Qdrant,
an open-source vector search engine, has closed a $50 million Series B funding
round led by AVP, with participation from Bosch Ventures, Unusual Ventures,
Spark Capital, and 42CAP.
Vector
search initially emerged as a technique for retrieving nearest neighbours from
dense embeddings within relatively static datasets. However, modern AI systems
operate under more dynamic conditions. Retrieval is now often embedded in
agent-based workflows that execute large numbers of queries across multiple
data types while interacting with continuously evolving datasets.
Applications
such as retrieval-augmented generation (RAG), semantic search, and agent-based
reasoning require retrieval systems capable of operating reliably at production
scale. Tools designed primarily for single-vector similarity or built on legacy
indexing architectures can struggle under these demands.
Qdrant
has been developed to address these changing requirements. Built in Rust, the
system treats retrieval as a set of modular components (including indexing,
scoring, filtering, and ranking) that engineers can configure and combine.
This
composable approach enables teams to work with dense and sparse vectors,
metadata filters, multi-vector representations, and custom scoring functions
while controlling how these elements affect relevance, latency, and cost. By
exposing these options, the platform allows search performance to be adjusted
to priorities such as accuracy, speed, or efficiency without requiring major
architectural changes as workloads evolve.
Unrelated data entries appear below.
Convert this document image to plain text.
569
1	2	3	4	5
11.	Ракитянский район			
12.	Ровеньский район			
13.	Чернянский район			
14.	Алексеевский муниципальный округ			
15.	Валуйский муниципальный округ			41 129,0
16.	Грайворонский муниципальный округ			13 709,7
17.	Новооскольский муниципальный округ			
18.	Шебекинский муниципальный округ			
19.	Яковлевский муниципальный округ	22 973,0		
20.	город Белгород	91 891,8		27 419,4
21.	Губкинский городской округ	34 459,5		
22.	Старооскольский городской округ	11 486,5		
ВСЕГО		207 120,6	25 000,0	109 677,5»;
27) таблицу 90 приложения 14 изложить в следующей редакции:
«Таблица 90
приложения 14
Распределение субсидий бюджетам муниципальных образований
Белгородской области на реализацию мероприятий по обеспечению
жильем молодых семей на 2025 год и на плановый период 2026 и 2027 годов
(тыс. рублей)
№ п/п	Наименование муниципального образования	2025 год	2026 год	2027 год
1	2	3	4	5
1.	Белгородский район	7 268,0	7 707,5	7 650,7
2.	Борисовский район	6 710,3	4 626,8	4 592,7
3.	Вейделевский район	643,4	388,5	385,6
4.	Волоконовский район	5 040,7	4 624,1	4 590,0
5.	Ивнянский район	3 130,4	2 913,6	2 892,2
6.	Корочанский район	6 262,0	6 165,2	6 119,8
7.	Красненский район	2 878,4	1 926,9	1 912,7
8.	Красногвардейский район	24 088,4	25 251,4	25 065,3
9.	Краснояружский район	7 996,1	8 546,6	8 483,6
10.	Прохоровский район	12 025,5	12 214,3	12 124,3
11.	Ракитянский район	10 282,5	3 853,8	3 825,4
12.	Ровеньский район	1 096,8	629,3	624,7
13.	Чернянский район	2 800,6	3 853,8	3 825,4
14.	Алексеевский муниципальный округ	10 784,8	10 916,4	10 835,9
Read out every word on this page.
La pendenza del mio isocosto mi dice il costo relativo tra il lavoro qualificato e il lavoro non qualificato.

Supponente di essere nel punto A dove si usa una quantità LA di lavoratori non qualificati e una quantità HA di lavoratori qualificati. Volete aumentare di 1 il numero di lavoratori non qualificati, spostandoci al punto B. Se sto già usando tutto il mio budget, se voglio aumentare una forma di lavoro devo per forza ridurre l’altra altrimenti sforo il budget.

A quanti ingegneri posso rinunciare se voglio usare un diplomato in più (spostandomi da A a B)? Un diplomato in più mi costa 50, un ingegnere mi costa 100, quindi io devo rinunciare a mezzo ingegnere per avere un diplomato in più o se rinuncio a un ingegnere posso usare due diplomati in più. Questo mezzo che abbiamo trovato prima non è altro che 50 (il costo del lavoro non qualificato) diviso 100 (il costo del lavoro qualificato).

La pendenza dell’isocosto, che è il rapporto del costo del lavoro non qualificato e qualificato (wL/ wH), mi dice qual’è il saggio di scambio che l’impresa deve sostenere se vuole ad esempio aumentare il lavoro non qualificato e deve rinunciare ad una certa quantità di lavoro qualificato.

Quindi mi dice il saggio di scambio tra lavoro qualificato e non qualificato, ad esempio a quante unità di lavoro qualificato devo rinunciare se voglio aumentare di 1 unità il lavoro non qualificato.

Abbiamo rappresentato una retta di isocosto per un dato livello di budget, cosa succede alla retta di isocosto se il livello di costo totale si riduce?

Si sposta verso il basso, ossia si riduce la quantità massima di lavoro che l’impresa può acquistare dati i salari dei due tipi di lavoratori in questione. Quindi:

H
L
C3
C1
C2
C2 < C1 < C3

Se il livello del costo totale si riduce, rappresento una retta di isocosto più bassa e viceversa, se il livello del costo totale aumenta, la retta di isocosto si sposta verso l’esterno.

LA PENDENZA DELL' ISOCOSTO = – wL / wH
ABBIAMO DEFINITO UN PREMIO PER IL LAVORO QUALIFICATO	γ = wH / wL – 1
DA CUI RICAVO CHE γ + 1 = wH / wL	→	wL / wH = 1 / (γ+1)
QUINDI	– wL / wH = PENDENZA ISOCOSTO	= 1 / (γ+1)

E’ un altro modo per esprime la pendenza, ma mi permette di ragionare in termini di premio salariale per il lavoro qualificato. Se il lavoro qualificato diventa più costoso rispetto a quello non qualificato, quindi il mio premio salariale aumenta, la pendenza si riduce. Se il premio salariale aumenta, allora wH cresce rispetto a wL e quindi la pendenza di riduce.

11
AndréZayarni, CEO and co-founder of Qdrant, said that many vector databases were
originally designed simply to store dense embeddings and retrieve nearest
neighbours, capabilities that are now considered a basic requirement:
Production AI systems need a search engine where every
aspect of retrieval – how you index, score, filter, and balance latency against
precision – is a composable decision.
That’s what we’ve built, and what
developers and enterprises are looking for as they scale internal and external
AI workloads. This funding accelerates our ability to make it the standard.
The new
funding will support the further development and adoption of Qdrant’s
composable vector search platform as infrastructure for production AI systems.